Rupert Murdoch is essentially calling for an end to the internet free-for-all. He wants consumers to start paying for access to his online content. Murdoch's plan is to place his major online properties behind a paywall and restrict free access to premium content. If successful, he expects other major content providers will follow suit. It's a bold plan to say the least, but it does make you wonder about the risks News Corp. faces in implementing such a plan. Can Murdoch reverse the tide of free flowing information and create a successful revenue stream from his online content?

It can be done, but not with Murdoch's current approach. It's understood that News Corp. needs to change its business model in order to generate revenue in the online world, but Murdoch's current plan of attack is flawed and short-sighted. Aside from Hulu, which has a valid shot with a freemium business model, Murdoch's other web properties won't fare so well if he decides to put them up behind a paywall. MySpace Music isn't as hot as it used to be and has been leapfrogged by other music sites. The Wall Street Journal may be a prestigious news source, but there are many other reliable news sources on the web that would be more than willing to step up and fill the void. Murdoch will lose major online traffic volume and could see his precious web properties relegated to the archives of internet history. The news will continue to flow freely on the internet even without the presence of the Wall Street Journal.

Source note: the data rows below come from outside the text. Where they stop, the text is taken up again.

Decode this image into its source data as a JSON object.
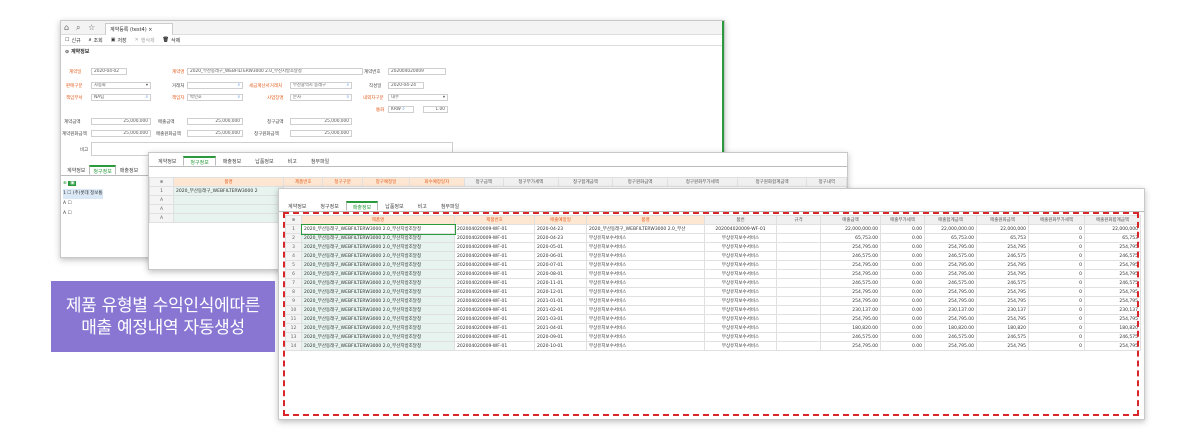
{
  "w1": {
    "doc_tab": "계약등록 (test4)",
    "toolbar": {
      "new": "신규",
      "search": "조회",
      "save": "저장",
      "delete_disabled": "행삭제",
      "delete": "삭제"
    },
    "section": "계약정보",
    "fields": {
      "contract_date_label": "계약일",
      "contract_date": "2020-04-02",
      "contract_name_label": "계약명",
      "contract_name": "2020_부산동래구_WEBFILTERW3000 2.0_부산지방조달청",
      "contract_no_label": "계약번호",
      "contract_no": "202004020009",
      "sales_type_label": "판매구분",
      "sales_type": "자동화",
      "customer_label": "거래처",
      "customer": "",
      "tax_client_label": "세금계산서거래처",
      "tax_client": "부산광역시 동래구",
      "reg_date_label": "작성일",
      "reg_date": "2020-04-24",
      "dept_label": "책임부서",
      "dept": "NA팀",
      "person_label": "책임자",
      "person": "박민호",
      "biz_label": "사업장명",
      "biz": "본사",
      "inout_label": "내외자구분",
      "inout": "내수",
      "currency_label": "통화",
      "currency": "KRW",
      "rate": "1.00",
      "contract_amt_label": "계약금액",
      "contract_amt": "25,000,000",
      "sales_amt_label": "매출금액",
      "sales_amt": "25,000,000",
      "bill_amt_label": "청구금액",
      "bill_amt": "25,000,000",
      "contract_won_label": "계약원화금액",
      "contract_won": "25,000,000",
      "sales_won_label": "매출원화금액",
      "sales_won": "25,000,000",
      "bill_total_label": "청구원화금액",
      "bill_total": "25,000,000",
      "memo_label": "비고"
    },
    "tabs": [
      "계약정보",
      "청구정보",
      "매출정보"
    ],
    "row_label": "(주)롯데 정보통"
  },
  "w2": {
    "tabs": [
      "계약정보",
      "청구정보",
      "매출정보",
      "납품정보",
      "비고",
      "첨부파일"
    ],
    "headers": [
      "품명",
      "제품번호",
      "청구구분",
      "청구예정일",
      "회수예정일자",
      "청구금액",
      "청구부가세액",
      "청구합계금액",
      "청구원화금액",
      "청구원화부가세액",
      "청구원화합계금액",
      "청구내역"
    ],
    "row1": "2020_부산동래구_WEBFILTERW3000 2"
  },
  "w3": {
    "tabs": [
      "계약정보",
      "청구정보",
      "매출정보",
      "납품정보",
      "비고",
      "첨부파일"
    ],
    "headers": [
      "제품명",
      "제품번호",
      "매출예정일",
      "품명",
      "품번",
      "규격",
      "매출금액",
      "매출부가세액",
      "매출합계금액",
      "매출원화금액",
      "매출원화부가세액",
      "매출원화합계금액"
    ],
    "rows": [
      [
        "2020_부산동래구_WEBFILTERW3000 2.0_부산지방조달청",
        "202004020009-WF-01",
        "2020-04-23",
        "2020_부산동래구_WEBFILTERW3000 2.0_부산",
        "202004020009-WF-01",
        "",
        "22,000,000.00",
        "0.00",
        "22,000,000.00",
        "22,000,000",
        "0",
        "22,000,000"
      ],
      [
        "2020_부산동래구_WEBFILTERW3000 2.0_부산지방조달청",
        "202004020009-WF-01",
        "2020-04-23",
        "무상유지보수서비스",
        "무상유지보수서비스",
        "",
        "65,753.00",
        "0.00",
        "65,753.00",
        "65,753",
        "0",
        "65,753"
      ],
      [
        "2020_부산동래구_WEBFILTERW3000 2.0_부산지방조달청",
        "202004020009-WF-01",
        "2020-05-01",
        "무상유지보수서비스",
        "무상유지보수서비스",
        "",
        "254,795.00",
        "0.00",
        "254,795.00",
        "254,795",
        "0",
        "254,795"
      ],
      [
        "2020_부산동래구_WEBFILTERW3000 2.0_부산지방조달청",
        "202004020009-WF-01",
        "2020-06-01",
        "무상유지보수서비스",
        "무상유지보수서비스",
        "",
        "246,575.00",
        "0.00",
        "246,575.00",
        "246,575",
        "0",
        "246,575"
      ],
      [
        "2020_부산동래구_WEBFILTERW3000 2.0_부산지방조달청",
        "202004020009-WF-01",
        "2020-07-01",
        "무상유지보수서비스",
        "무상유지보수서비스",
        "",
        "254,795.00",
        "0.00",
        "254,795.00",
        "254,795",
        "0",
        "254,795"
      ],
      [
        "2020_부산동래구_WEBFILTERW3000 2.0_부산지방조달청",
        "202004020009-WF-01",
        "2020-08-01",
        "무상유지보수서비스",
        "무상유지보수서비스",
        "",
        "254,795.00",
        "0.00",
        "254,795.00",
        "254,795",
        "0",
        "254,795"
      ],
      [
        "2020_부산동래구_WEBFILTERW3000 2.0_부산지방조달청",
        "202004020009-WF-01",
        "2020-11-01",
        "무상유지보수서비스",
        "무상유지보수서비스",
        "",
        "246,575.00",
        "0.00",
        "246,575.00",
        "246,575",
        "0",
        "246,575"
      ],
      [
        "2020_부산동래구_WEBFILTERW3000 2.0_부산지방조달청",
        "202004020009-WF-01",
        "2020-12-01",
        "무상유지보수서비스",
        "무상유지보수서비스",
        "",
        "254,795.00",
        "0.00",
        "254,795.00",
        "254,795",
        "0",
        "254,795"
      ],
      [
        "2020_부산동래구_WEBFILTERW3000 2.0_부산지방조달청",
        "202004020009-WF-01",
        "2021-01-01",
        "무상유지보수서비스",
        "무상유지보수서비스",
        "",
        "254,795.00",
        "0.00",
        "254,795.00",
        "254,795",
        "0",
        "254,795"
      ],
      [
        "2020_부산동래구_WEBFILTERW3000 2.0_부산지방조달청",
        "202004020009-WF-01",
        "2021-02-01",
        "무상유지보수서비스",
        "무상유지보수서비스",
        "",
        "230,137.00",
        "0.00",
        "230,137.00",
        "230,137",
        "0",
        "230,137"
      ],
      [
        "2020_부산동래구_WEBFILTERW3000 2.0_부산지방조달청",
        "202004020009-WF-01",
        "2021-03-01",
        "무상유지보수서비스",
        "무상유지보수서비스",
        "",
        "254,795.00",
        "0.00",
        "254,795.00",
        "254,795",
        "0",
        "254,795"
      ],
      [
        "2020_부산동래구_WEBFILTERW3000 2.0_부산지방조달청",
        "202004020009-WF-01",
        "2021-04-01",
        "무상유지보수서비스",
        "무상유지보수서비스",
        "",
        "180,820.00",
        "0.00",
        "180,820.00",
        "180,820",
        "0",
        "180,820"
      ],
      [
        "2020_부산동래구_WEBFILTERW3000 2.0_부산지방조달청",
        "202004020009-WF-01",
        "2020-09-01",
        "무상유지보수서비스",
        "무상유지보수서비스",
        "",
        "246,575.00",
        "0.00",
        "246,575.00",
        "246,575",
        "0",
        "246,575"
      ],
      [
        "2020_부산동래구_WEBFILTERW3000 2.0_부산지방조달청",
        "202004020009-WF-01",
        "2020-10-01",
        "무상유지보수서비스",
        "무상유지보수서비스",
        "",
        "254,795.00",
        "0.00",
        "254,795.00",
        "254,795",
        "0",
        "254,795"
      ]
    ]
  },
  "callout": {
    "line1": "제품 유형별 수익인식에따른",
    "line2": "매출 예정내역 자동생성"
  },
  "colors": {
    "accent": "#2a9a3c",
    "header_orange": "#e35c1c",
    "callout_bg": "#8976d3",
    "dash": "#d9262b"
  }
}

My suggestion to Rupert Murdoch: instead of trying to remove value from the system, why not add more value into the system? I like the idea of working on an exclusive deal with Microsoft; why not try to work on an exclusive integration of WSJ material (and other News Corp. content) into Bing? Other search engines can still access the basic content, but only your exclusive partners would have access to your enhanced coverage. Use innovation and creativity to devise new ways to deliver material and enrich your reader's experience.

Information is meant to be free, and will remain so on the internet. How you package and deliver that information is where you'll find opportunities to capture market share and create profit for your business.